Opened 8 years ago

Closed 8 years ago

#28065 closed Cleanup/optimization (duplicate)

Optimize SchemaEditor.alter_field() to avoid dropping foreign key constraints if not needed

Reported by: Cameron Dawson Owned by: nobody
Component: Migrations Version: 1.11
Severity: Normal Keywords:
Cc: emorley@… Triage Stage: Unreviewed
Has patch: no Needs documentation: no
Needs tests: no Patch needs improvement: no
Easy pickings: no UI/UX: no

Description (last modified by Cameron Dawson)

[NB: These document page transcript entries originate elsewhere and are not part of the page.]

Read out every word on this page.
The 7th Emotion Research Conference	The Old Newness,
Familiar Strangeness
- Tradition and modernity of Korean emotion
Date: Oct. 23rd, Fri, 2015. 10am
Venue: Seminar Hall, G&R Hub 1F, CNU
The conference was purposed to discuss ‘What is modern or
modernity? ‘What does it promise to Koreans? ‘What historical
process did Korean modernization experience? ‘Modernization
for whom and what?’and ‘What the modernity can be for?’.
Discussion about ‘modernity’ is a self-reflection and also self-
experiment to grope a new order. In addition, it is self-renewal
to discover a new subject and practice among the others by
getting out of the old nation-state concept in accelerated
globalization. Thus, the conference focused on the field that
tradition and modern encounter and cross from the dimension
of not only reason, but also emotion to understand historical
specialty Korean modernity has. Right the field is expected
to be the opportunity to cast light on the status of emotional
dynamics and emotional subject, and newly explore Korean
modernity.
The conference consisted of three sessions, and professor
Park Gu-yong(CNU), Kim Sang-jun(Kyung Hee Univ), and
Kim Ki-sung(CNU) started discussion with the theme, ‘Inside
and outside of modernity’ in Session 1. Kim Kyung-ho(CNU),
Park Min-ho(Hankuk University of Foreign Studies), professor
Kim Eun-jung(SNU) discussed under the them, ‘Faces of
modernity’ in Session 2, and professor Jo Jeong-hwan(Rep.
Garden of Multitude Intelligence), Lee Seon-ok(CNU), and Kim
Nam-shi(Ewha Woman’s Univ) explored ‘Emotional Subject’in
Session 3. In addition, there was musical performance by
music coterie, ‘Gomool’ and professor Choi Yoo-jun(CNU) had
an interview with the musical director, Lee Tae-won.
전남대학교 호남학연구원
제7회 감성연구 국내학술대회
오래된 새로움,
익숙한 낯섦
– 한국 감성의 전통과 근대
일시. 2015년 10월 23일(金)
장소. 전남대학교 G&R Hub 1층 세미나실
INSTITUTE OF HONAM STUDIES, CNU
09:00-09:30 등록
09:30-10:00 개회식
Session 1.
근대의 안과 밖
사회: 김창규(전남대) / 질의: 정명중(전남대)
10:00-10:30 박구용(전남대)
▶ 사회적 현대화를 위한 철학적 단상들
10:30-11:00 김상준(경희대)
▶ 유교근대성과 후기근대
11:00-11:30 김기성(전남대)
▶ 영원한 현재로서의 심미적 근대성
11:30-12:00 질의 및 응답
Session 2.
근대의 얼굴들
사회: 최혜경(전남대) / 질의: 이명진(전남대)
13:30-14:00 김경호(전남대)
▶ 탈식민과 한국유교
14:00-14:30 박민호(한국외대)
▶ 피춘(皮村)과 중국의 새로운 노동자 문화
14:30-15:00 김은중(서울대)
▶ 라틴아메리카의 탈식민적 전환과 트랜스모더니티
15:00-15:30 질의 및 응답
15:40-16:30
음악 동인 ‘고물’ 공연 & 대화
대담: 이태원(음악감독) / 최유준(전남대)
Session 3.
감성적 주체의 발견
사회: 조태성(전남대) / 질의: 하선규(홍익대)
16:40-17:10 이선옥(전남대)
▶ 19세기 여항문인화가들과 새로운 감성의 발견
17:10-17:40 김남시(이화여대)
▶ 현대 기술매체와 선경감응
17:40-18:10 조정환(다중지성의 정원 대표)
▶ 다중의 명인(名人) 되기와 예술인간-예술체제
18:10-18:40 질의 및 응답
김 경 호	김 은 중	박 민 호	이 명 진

If you just add a related_name to an existing foreign key, it will require a migration which then drops and re-creates the foreign key. This is a non-DB, meta change only and shouldn't create a migration. This is with MySQL.

With Models:

class Job(models.Model):
    id = models.BigAutoField(primary_key=True)
    name = models.CharField(max_length=30, null=True)
  
class JobDetail(models.Model):
    id = models.BigAutoField(primary_key=True)
    job = models.ForeignKey(Job)

my initial migration is:

operations = [
    migrations.CreateModel(
        name='Job',
        fields=[
            ('id', models.BigAutoField(primary_key=True, serialize=False)),
            ('name', models.CharField(max_length=30, null=True)),
        ],
    ),
    migrations.CreateModel(
        name='JobDetail',
        fields=[
            ('id', models.BigAutoField(primary_key=True, serialize=False)),
            ('job', models.ForeignKey(on_delete=django.db.models.deletion.CASCADE, to='polls.Job')),
        ],
    ),
]

Then if I modify the JobDetail model ForeignKey as follows:

job = models.ForeignKey(Job, related_name="job_details")

and run makemigrations, I end up with a migration:

operations = [
    migrations.AlterField(
        model_name='jobdetail',
        name='job',
        field=models.ForeignKey(on_delete=django.db.models.deletion.CASCADE, related_name='job_details', to='polls.Job'),
    ),
]

The CREATE_INDEX result in sqlmigrate for both migrations is identical:

CREATE INDEX "polls_jobdetail_job_id_5561ba44" ON "polls_jobdetail" ("job_id");

We need to work around it with migrations.RunSQL.noop because the tables in our actual application are really large and dropping the index and re-creating is very expensive.

Change History (3)

comment:1 by Ed Morley, 8 years ago

Cc: emorley@… added

comment:2 by Cameron Dawson, 8 years ago

Description: modified (diff)

comment:3 by Tim Graham, 8 years ago

Resolution: duplicate
Status: newclosed
Summary: makemigrations creates unnecessary migration for adding related_name to ForeignKeyOptimize SchemaEditor.alter_field() to avoid dropping foreign key constraints if not needed
Type: BugCleanup/optimization

The migration is needed as explained in the documentation:

Django will make migrations for any change to your models or fields - even options that don’t affect the database - as the only way it can reconstruct a field correctly is to have all the changes in the history, and you might need those options in some data migrations later on (for example, if you’ve set custom validators).

but possibly the operation could be optimized so that SQL isn't executed for changes to non-database options. This is a duplicate of #25253.

Incidentally, the output for AlterField I see is:

ALTER TABLE `t28065_jobdetail` DROP FOREIGN KEY `t28065_jobdetail_job_id_7adae3b8_fk_t28065_job_id`;
ALTER TABLE `t28065_jobdetail` ADD CONSTRAINT `t28065_jobdetail_job_id_7adae3b8_fk_t28065_job_id` FOREIGN KEY (`job_id`) REFERENCES `t28065_job` (`id`);

Nothing about CREATE INDEX as you mentioned in the ticket. Not sure if you might be using a third-party MySQL backend or something.